Bedeutungsschwere Worte 

Vor kurzem erzählte mir ein Bekannter etwas, das er erlebt hatte. Ich will euch die Geschichte nicht verschweigen. 
„Ich hab gerade eine Szene in der Bahn erlebt. Da steigen drei Jugendliche ein, und die Zugbegleiterin sagt direkt: raus. Ihr habt Hausverbot. Von den Jugendlichen keine Reaktion. An der nächsten Station steigen sie aus. Ihr Schweigen war kein betretenes Schweigen. Sie wussten offenbar genau, was sie taten.“
Welches Bild entwerfen diese Sätze in eurem Kopf? Nehmt euch einen kleinen Moment, um euch die Szene genau vorzustellen. Wer steigt da ein? Wie genau reagiert die Schaffnerin? Was machen wohl die anderen Fahrgäste, die die Szene beobachten? 

Habt ihr das Bild vor Augen? 
Jetzt kommt nämlich die Geschichte, wie ich sie tatsächlich gehört habe. 
„Ich hab gerade eine Szene in der Bahn erlebt. Da steigen drei Jugendliche ein, arabisches Aussehen, und die Zugbegleiterin sagt direkt: raus. Ihr habt Hausverbot. Von den Jugendlichen keine Reaktion. An der nächsten Station steigen sie aus. Ihr Schweigen war kein betretenes Schweigen. Sie wussten offenbar genau, was sie taten.“
Ist da ein Unterschied, in dem, was ihr jetzt vor euch seht? Wie verändert sich das Bild? Welche Gedanken kommen da gerade hoch? Welche Geschichte entsteht jetzt in eurem Kopf? 
Ich weiß nicht, wie es euch geht. Mir aber schoss eine Frage durch den Kopf:

Welchen Mehrwert bringt das Attribut „arabisches Aussehen“ für die Geschichte? Macht es einen Unterschied, ob die Jugendlichen deutsch, arabisch, chinesisch oder außerirdisch aussehen? (Letzteres wäre vermutlich tatsächlich eine Nachricht wert)
„Ich habe die Jugendlichen nur so beschrieben, wie sie aussahen“, verteidigt sich der Sprecher. 
Seit wann ist arabisches Aussehen eine hinreichende Beschreibung? Wenn ich jemandes Aussehen beschreiben soll, dann nenne ich neben Haarfarbe und Größe sicher noch Kleidung und Accessoires. Kleider machen Leute, sagte man mal.
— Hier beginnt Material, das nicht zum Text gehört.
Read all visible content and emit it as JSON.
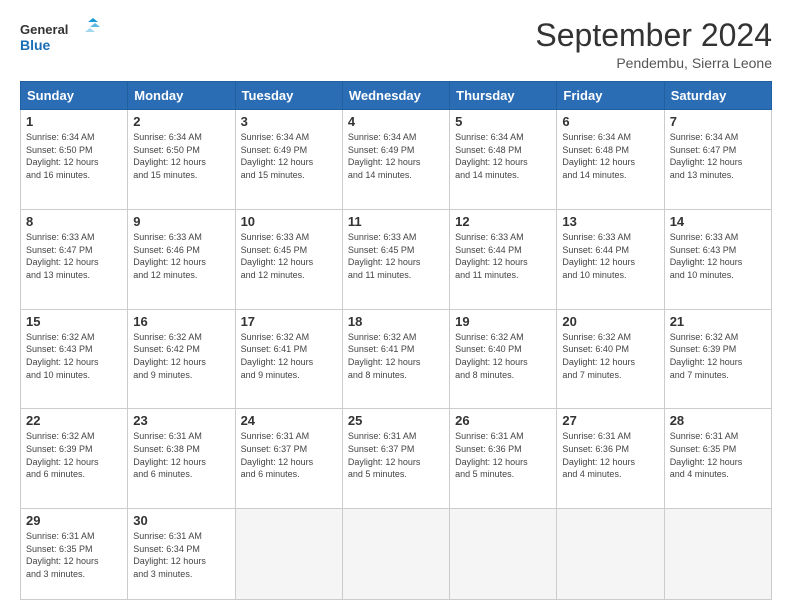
{
  "header": {
    "logo_line1": "General",
    "logo_line2": "Blue",
    "month": "September 2024",
    "location": "Pendembu, Sierra Leone"
  },
  "weekdays": [
    "Sunday",
    "Monday",
    "Tuesday",
    "Wednesday",
    "Thursday",
    "Friday",
    "Saturday"
  ],
  "weeks": [
    [
      {
        "day": "1",
        "info": "Sunrise: 6:34 AM\nSunset: 6:50 PM\nDaylight: 12 hours\nand 16 minutes."
      },
      {
        "day": "2",
        "info": "Sunrise: 6:34 AM\nSunset: 6:50 PM\nDaylight: 12 hours\nand 15 minutes."
      },
      {
        "day": "3",
        "info": "Sunrise: 6:34 AM\nSunset: 6:49 PM\nDaylight: 12 hours\nand 15 minutes."
      },
      {
        "day": "4",
        "info": "Sunrise: 6:34 AM\nSunset: 6:49 PM\nDaylight: 12 hours\nand 14 minutes."
      },
      {
        "day": "5",
        "info": "Sunrise: 6:34 AM\nSunset: 6:48 PM\nDaylight: 12 hours\nand 14 minutes."
      },
      {
        "day": "6",
        "info": "Sunrise: 6:34 AM\nSunset: 6:48 PM\nDaylight: 12 hours\nand 14 minutes."
      },
      {
        "day": "7",
        "info": "Sunrise: 6:34 AM\nSunset: 6:47 PM\nDaylight: 12 hours\nand 13 minutes."
      }
    ],
    [
      {
        "day": "8",
        "info": "Sunrise: 6:33 AM\nSunset: 6:47 PM\nDaylight: 12 hours\nand 13 minutes."
      },
      {
        "day": "9",
        "info": "Sunrise: 6:33 AM\nSunset: 6:46 PM\nDaylight: 12 hours\nand 12 minutes."
      },
      {
        "day": "10",
        "info": "Sunrise: 6:33 AM\nSunset: 6:45 PM\nDaylight: 12 hours\nand 12 minutes."
      },
      {
        "day": "11",
        "info": "Sunrise: 6:33 AM\nSunset: 6:45 PM\nDaylight: 12 hours\nand 11 minutes."
      },
      {
        "day": "12",
        "info": "Sunrise: 6:33 AM\nSunset: 6:44 PM\nDaylight: 12 hours\nand 11 minutes."
      },
      {
        "day": "13",
        "info": "Sunrise: 6:33 AM\nSunset: 6:44 PM\nDaylight: 12 hours\nand 10 minutes."
      },
      {
        "day": "14",
        "info": "Sunrise: 6:33 AM\nSunset: 6:43 PM\nDaylight: 12 hours\nand 10 minutes."
      }
    ],
    [
      {
        "day": "15",
        "info": "Sunrise: 6:32 AM\nSunset: 6:43 PM\nDaylight: 12 hours\nand 10 minutes."
      },
      {
        "day": "16",
        "info": "Sunrise: 6:32 AM\nSunset: 6:42 PM\nDaylight: 12 hours\nand 9 minutes."
      },
      {
        "day": "17",
        "info": "Sunrise: 6:32 AM\nSunset: 6:41 PM\nDaylight: 12 hours\nand 9 minutes."
      },
      {
        "day": "18",
        "info": "Sunrise: 6:32 AM\nSunset: 6:41 PM\nDaylight: 12 hours\nand 8 minutes."
      },
      {
        "day": "19",
        "info": "Sunrise: 6:32 AM\nSunset: 6:40 PM\nDaylight: 12 hours\nand 8 minutes."
      },
      {
        "day": "20",
        "info": "Sunrise: 6:32 AM\nSunset: 6:40 PM\nDaylight: 12 hours\nand 7 minutes."
      },
      {
        "day": "21",
        "info": "Sunrise: 6:32 AM\nSunset: 6:39 PM\nDaylight: 12 hours\nand 7 minutes."
      }
    ],
    [
      {
        "day": "22",
        "info": "Sunrise: 6:32 AM\nSunset: 6:39 PM\nDaylight: 12 hours\nand 6 minutes."
      },
      {
        "day": "23",
        "info": "Sunrise: 6:31 AM\nSunset: 6:38 PM\nDaylight: 12 hours\nand 6 minutes."
      },
      {
        "day": "24",
        "info": "Sunrise: 6:31 AM\nSunset: 6:37 PM\nDaylight: 12 hours\nand 6 minutes."
      },
      {
        "day": "25",
        "info": "Sunrise: 6:31 AM\nSunset: 6:37 PM\nDaylight: 12 hours\nand 5 minutes."
      },
      {
        "day": "26",
        "info": "Sunrise: 6:31 AM\nSunset: 6:36 PM\nDaylight: 12 hours\nand 5 minutes."
      },
      {
        "day": "27",
        "info": "Sunrise: 6:31 AM\nSunset: 6:36 PM\nDaylight: 12 hours\nand 4 minutes."
      },
      {
        "day": "28",
        "info": "Sunrise: 6:31 AM\nSunset: 6:35 PM\nDaylight: 12 hours\nand 4 minutes."
      }
    ],
    [
      {
        "day": "29",
        "info": "Sunrise: 6:31 AM\nSunset: 6:35 PM\nDaylight: 12 hours\nand 3 minutes."
      },
      {
        "day": "30",
        "info": "Sunrise: 6:31 AM\nSunset: 6:34 PM\nDaylight: 12 hours\nand 3 minutes."
      },
      {
        "day": "",
        "info": ""
      },
      {
        "day": "",
        "info": ""
      },
      {
        "day": "",
        "info": ""
      },
      {
        "day": "",
        "info": ""
      },
      {
        "day": "",
        "info": ""
      }
    ]
  ]
}
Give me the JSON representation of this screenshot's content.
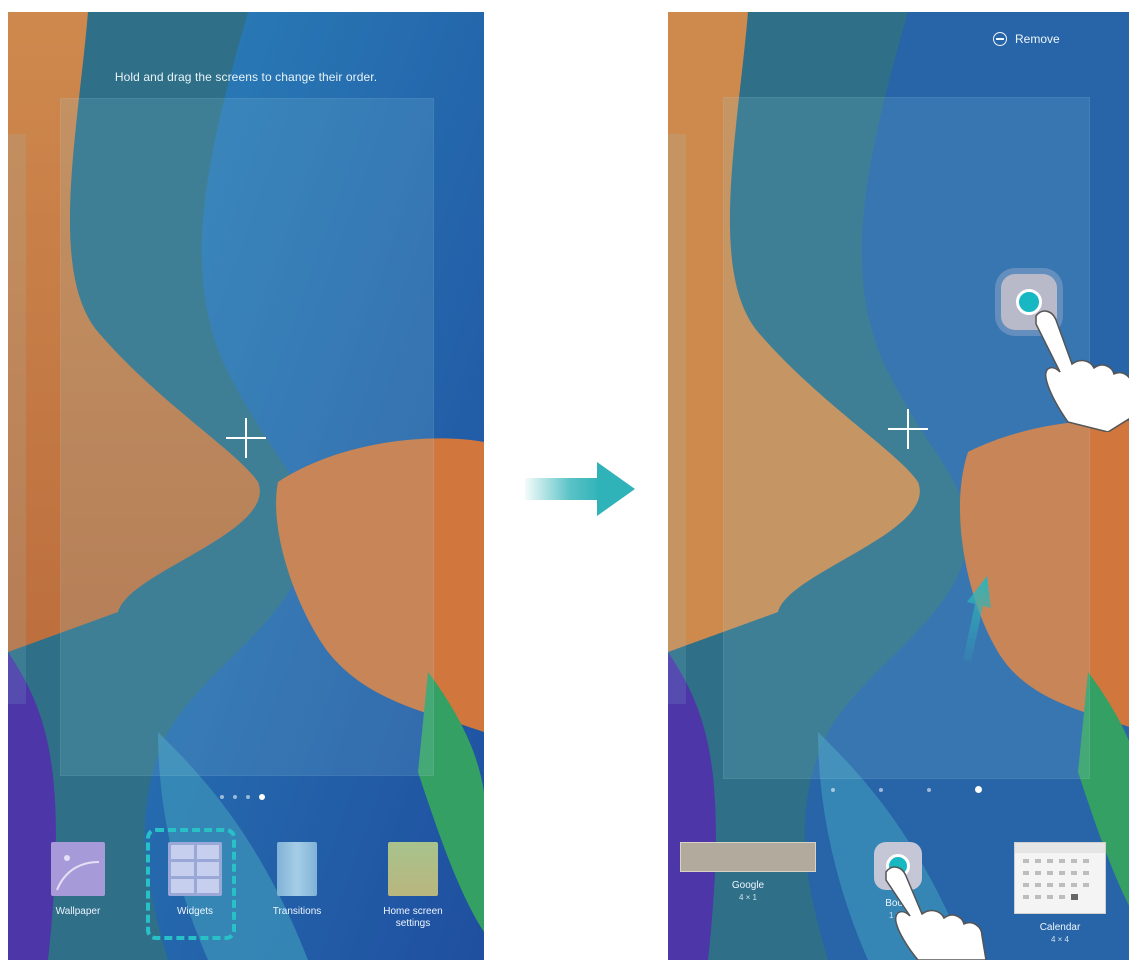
{
  "left_screen": {
    "hint": "Hold and drag the screens to change their order.",
    "menu": [
      {
        "label": "Wallpaper",
        "icon": "wallpaper-icon"
      },
      {
        "label": "Widgets",
        "icon": "widgets-icon"
      },
      {
        "label": "Transitions",
        "icon": "transitions-icon"
      },
      {
        "label": "Home screen settings",
        "icon": "home-screen-settings-icon"
      }
    ],
    "page_count": 4,
    "active_page": 4
  },
  "right_screen": {
    "remove_label": "Remove",
    "widgets": [
      {
        "label": "Google",
        "sub": "4 × 1",
        "icon": "google-widget-preview"
      },
      {
        "label": "Boost",
        "sub": "1 × 1",
        "icon": "boost-widget-icon"
      },
      {
        "label": "Calendar",
        "sub": "4 × 4",
        "icon": "calendar-widget-preview"
      }
    ],
    "page_count": 4,
    "active_page": 4
  },
  "colors": {
    "highlight": "#27c1c7",
    "arrow": "#2fb3b8",
    "accent_ring": "#18b8c2"
  }
}
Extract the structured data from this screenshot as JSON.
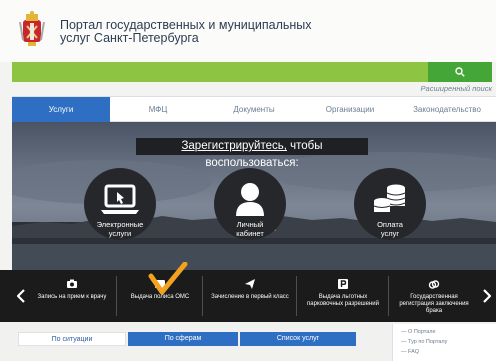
{
  "header": {
    "title_line1": "Портал государственных и муниципальных",
    "title_line2": "услуг Санкт-Петербурга"
  },
  "search": {
    "placeholder": "",
    "extended_link": "Расширенный поиск"
  },
  "nav": {
    "tabs": [
      {
        "label": "Услуги",
        "active": true
      },
      {
        "label": "МФЦ",
        "active": false
      },
      {
        "label": "Документы",
        "active": false
      },
      {
        "label": "Организации",
        "active": false
      },
      {
        "label": "Законодательство",
        "active": false
      }
    ]
  },
  "hero": {
    "banner_link": "Зарегистрируйтесь,",
    "banner_rest": " чтобы воспользоваться:",
    "circles": [
      {
        "line1": "Электронные",
        "line2": "услуги"
      },
      {
        "line1": "Личный",
        "line2": "кабинет"
      },
      {
        "line1": "Оплата",
        "line2": "услуг"
      }
    ]
  },
  "services": {
    "items": [
      {
        "label": "Запись на прием к врачу"
      },
      {
        "label": "Выдача полиса ОМС"
      },
      {
        "label": "Зачисление в первый класс"
      },
      {
        "label": "Выдача льготных парковочных разрешений"
      },
      {
        "label": "Государственная регистрация заключения брака"
      }
    ]
  },
  "bottom": {
    "tabs": [
      {
        "label": "По ситуации"
      },
      {
        "label": "По сферам"
      },
      {
        "label": "Список услуг"
      }
    ],
    "side_links": [
      "О Портале",
      "Тур по Порталу",
      "FAQ"
    ]
  },
  "colors": {
    "primary_blue": "#2f6fc3",
    "search_green": "#8dc542",
    "search_button_green": "#44a637",
    "checkmark_orange": "#f2a21e",
    "dark_bar": "#1b1b1c"
  }
}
Heute machen Ethnien Vorurteile. 

Schriftsteller nutzen Personenbeschreibungen, um ein möglichst lebendiges Bild ihrer Charaktere zu schaffen: sie sollen vor dem bildlichen Auge erscheinen, mit all ihren Attributen, mit Stärken und Schwächen, Eigenarten und liebenswerten Charakterzügen. Sherlock Holmes hatte immer seine Pfeife dabei. Was sagt uns das? Ein Genießer. Ein Denker. Aber auch einer der höheren Schicht. Jemand, der sich eine Pfeife leisten kann, und nicht bloß preiswerte Glimmstängel. Diese Pfeife trägt dazu bei, Sherlock Holmes in seiner Person als Ganzes besser zu verstehen.

Was aber sagt uns das Attribut „arabisches Aussehen“ über diese Jugendlichen?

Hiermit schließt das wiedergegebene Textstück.